Penn Astronomer Opens New Window on the Universe’s Past

             PHILADELPHIA –- A new instrument designed, built and operated by a collaboration including University of Pennsylvania astronomer James Aguirre and scientists at the California Institute of Technology, the Jet Propulsion Laboratory, the University of Colorado and Japan's Institute of Space and Astronautical Science, is helping to open new views on a vital epoch of star formation in the early universe, using a convenient natural phenomenon called gravitational lensing.
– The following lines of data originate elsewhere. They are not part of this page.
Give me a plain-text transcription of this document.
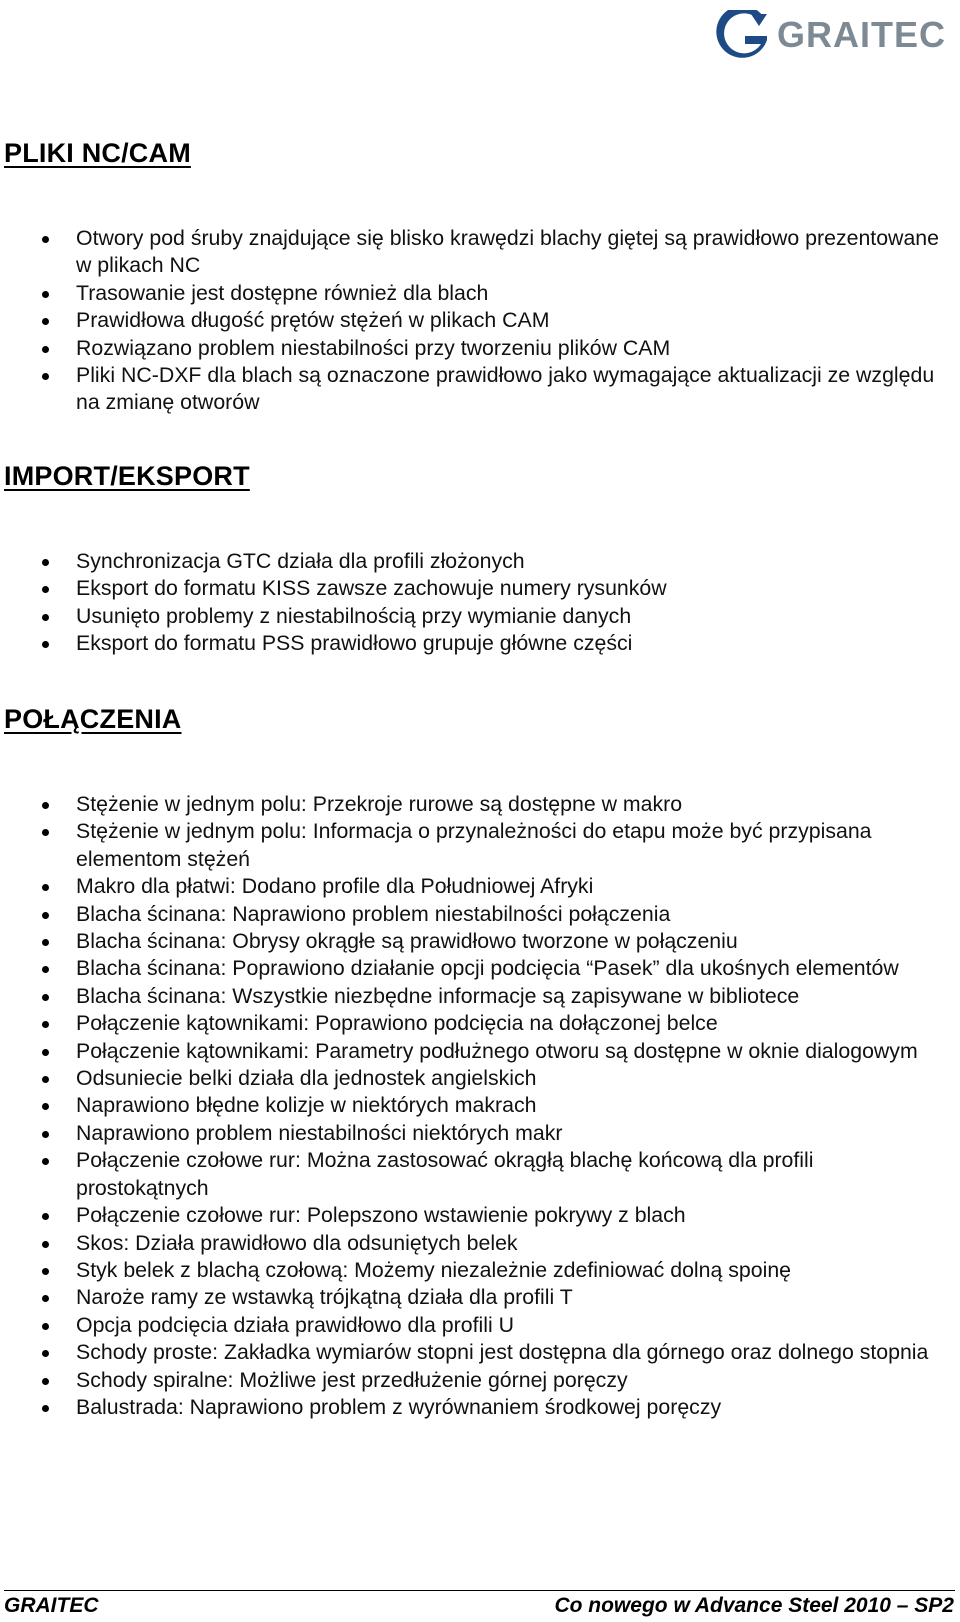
GRAITEC
PLIKI NC/CAM
Otwory pod śruby znajdujące się blisko krawędzi blachy giętej są prawidłowo prezentowane w plikach NC
Trasowanie jest dostępne również dla blach
Prawidłowa długość prętów stężeń w plikach CAM
Rozwiązano problem niestabilności przy tworzeniu plików CAM
Pliki NC-DXF dla blach są oznaczone prawidłowo jako wymagające aktualizacji ze względu na zmianę otworów
IMPORT/EKSPORT
Synchronizacja GTC działa dla profili złożonych
Eksport do formatu KISS zawsze zachowuje numery rysunków
Usunięto problemy z niestabilnością przy wymianie danych
Eksport do formatu PSS prawidłowo grupuje główne części
POŁĄCZENIA
Stężenie w jednym polu: Przekroje rurowe są dostępne w makro
Stężenie w jednym polu: Informacja o przynależności do etapu może być przypisana elementom stężeń
Makro dla płatwi: Dodano profile dla Południowej Afryki
Blacha ścinana: Naprawiono problem niestabilności połączenia
Blacha ścinana: Obrysy okrągłe są prawidłowo tworzone w połączeniu
Blacha ścinana: Poprawiono działanie opcji podcięcia “Pasek” dla ukośnych elementów
Blacha ścinana: Wszystkie niezbędne informacje są zapisywane w bibliotece
Połączenie kątownikami: Poprawiono podcięcia na dołączonej belce
Połączenie kątownikami: Parametry podłużnego otworu są dostępne w oknie dialogowym
Odsuniecie belki działa dla jednostek angielskich
Naprawiono błędne kolizje w niektórych makrach
Naprawiono problem niestabilności niektórych makr
Połączenie czołowe rur: Można zastosować okrągłą blachę końcową dla profili prostokątnych
Połączenie czołowe rur: Polepszono wstawienie pokrywy z blach
Skos: Działa prawidłowo dla odsuniętych belek
Styk belek z blachą czołową: Możemy niezależnie zdefiniować dolną spoinę
Naroże ramy ze wstawką trójkątną działa dla profili T
Opcja podcięcia działa prawidłowo dla profili U
Schody proste: Zakładka wymiarów stopni jest dostępna dla górnego oraz dolnego stopnia
Schody spiralne: Możliwe jest przedłużenie górnej poręczy
Balustrada: Naprawiono problem z wyrównaniem środkowej poręczy
GRAITEC	Co nowego w Advance Steel 2010 – SP2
The instrument is Z- Spec.

             Their work, led by Penn post-doctoral fellows Roxana Lupu and Kim Scott, was an essential ingredient in a new result published in Science. 

             When astronomers peer into deep space, they are also looking back in time.  But the view becomes ever dimmer and fainter as distance and time increase, making the study of the ancient universe a major challenge.  The light from a distant, dim galaxy can be magnified by a nearer, massive object such as an elliptical galaxy.  The closer object acts as a gravitational lens, creating a distorted but much brighter image of the background object.
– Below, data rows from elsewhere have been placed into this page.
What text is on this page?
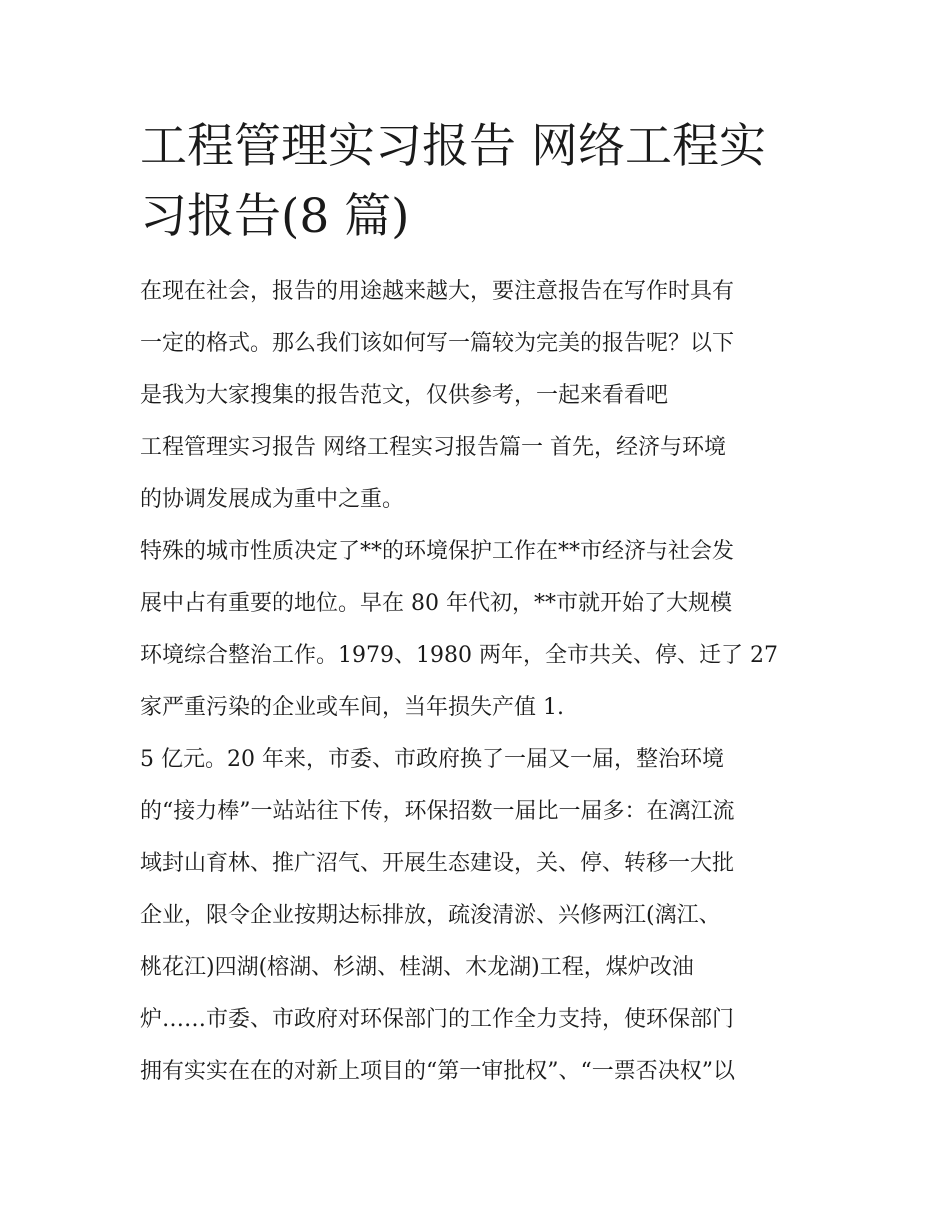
工程管理实习报告 网络工程实
习报告(8 篇)
在现在社会，报告的用途越来越大，要注意报告在写作时具有
一定的格式。那么我们该如何写一篇较为完美的报告呢？以下
是我为大家搜集的报告范文，仅供参考，一起来看看吧
工程管理实习报告 网络工程实习报告篇一 首先，经济与环境
的协调发展成为重中之重。
特殊的城市性质决定了**的环境保护工作在**市经济与社会发
展中占有重要的地位。早在 80 年代初，**市就开始了大规模
环境综合整治工作。1979、1980 两年，全市共关、停、迁了 27
家严重污染的企业或车间，当年损失产值 1.
5 亿元。20 年来，市委、市政府换了一届又一届，整治环境
的“接力棒”一站站往下传，环保招数一届比一届多：在漓江流
域封山育林、推广沼气、开展生态建设，关、停、转移一大批
企业，限令企业按期达标排放，疏浚清淤、兴修两江(漓江、
桃花江)四湖(榕湖、杉湖、桂湖、木龙湖)工程，煤炉改油
炉……市委、市政府对环保部门的工作全力支持，使环保部门
拥有实实在在的对新上项目的“第一审批权”、“一票否决权”以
              “If two galaxies are lined up just right along our line of sight, you can see this effect,” Aguirre said. 

               But although nature has gifted astronomers with this useful tool, it’s not easy to use.  Not only does the effect depend on a chance alignment between the foreground and background objects, but gravitational lenses discovered in optical images tend to be outshined by nearer, brighter stars and galaxies.

               “They’re not necessarily the brightest thing in an image,” Aguirre said.  “Their intrinsic brightness is increased, but they might be quite faint.”

                That makes finding gravitational lenses largely a matter of sheer luck, particularly with objects from earlier astronomical epochs with large redshifts, the change in the wavelength of light from a star or galaxy caused by the expansion of the universe.  These include an interesting class of distant, prodigiously star-forming galaxies, which tend to be enshrouded in heavy dust that blocks visible light, forcing astronomers to observe them at submillimeter wavelengths in the far-infrared and radio portions of the electromagnetic spectrum.  

                Using Z-Spec in conjunction with other instruments to analyze data from a wide-area sky survey, Aguirre and a group of international collaborators have demonstrated a new and efficient technique to identify these gravitationally lensed galaxies.

                Most of the data were gathered by the Herschel Space Observatory, a space telescope launched in 2009  and dedicated to far-infrared and submillimeter observations.  The researchers examined more than 6,600 submillimeter sources cataloged in the ongoing Herschel Astrophysical Terahertz Large Area Survey, or H-ATLAS, ultimately selecting five very bright objects that appeared to be good gravitational lensing candidates. 

               “The claim is that the brightest things [in the survey images] are all going to be gravitationally lensed,” Aguirre said, “which means they’re all good candidates for studying in great detail because they’re 10 to 20 times brighter by virtue of this and they’ve also been expanded in angular size.”

                To confirm the existence of a gravitational lens, astronomers must be able to separate the massive foreground object acting as the lens from the faint background object, demonstrating the alignment necessary to produce the effect. 

               “That’s where our instrument comes in,” Aguirre said.  “We provide the ability to do the third dimension for these dusty galaxies.  The foreground galaxy is typically a massive elliptical-type galaxy which has no active star formation, as opposed to the galaxy that we think is halfway back to the big bang, which has a lot of gas and dust in it and a lot of active star formation.” 

               The Z-Spec instrument, based at the Caltech Submillimeter Observatory in Hawaii, determines the redshift of an object by measuring the spectral shift in carbon monoxide emission lines, a telltale signature of these dusty galactic star factories.  The greater the redshift of an object, the farther away it lies, and the older it is.  Follow-up observations of the five candidate objects with Z-Spec and another instrument, Zpectrometer at the Green Bank Telescope in West Virginia, demonstrated that the brightness of the objects was due to gravitational lensing. 

              "We were able to show that in every case, when you look at one of these bright galaxies in the far infrared, there’s a foreground galaxy which is nearby and there is a background galaxy which we were able to detect that’s much further away,” Aguirre said.

               This new method of detecting submillimeter galaxies promises to bring our picture of the early universe into ever sharper focus.

               “We’ve been able to combine our instrument with these very wide area surveys in the far infrared, both of which are sort of new technological achievements, in order to find very bright galaxies at the peak of cosmic star formation,” he said.  “This can really give us a leg up on trying to understand these galaxies.” 

               The technique will prove even more valuable in the coming decade, as the sensitivity and resolution of submillimeter astronomy are revolutionized by the Herschel telescope and other new instruments such as the ALMA radio telescope array in Chile.

               “The Z-Spec instrument is sort of in a unique place right now that of all the groups trying to do this, we’ve sort of been the most productive in terms of generating these redshifts,” Aguirre said.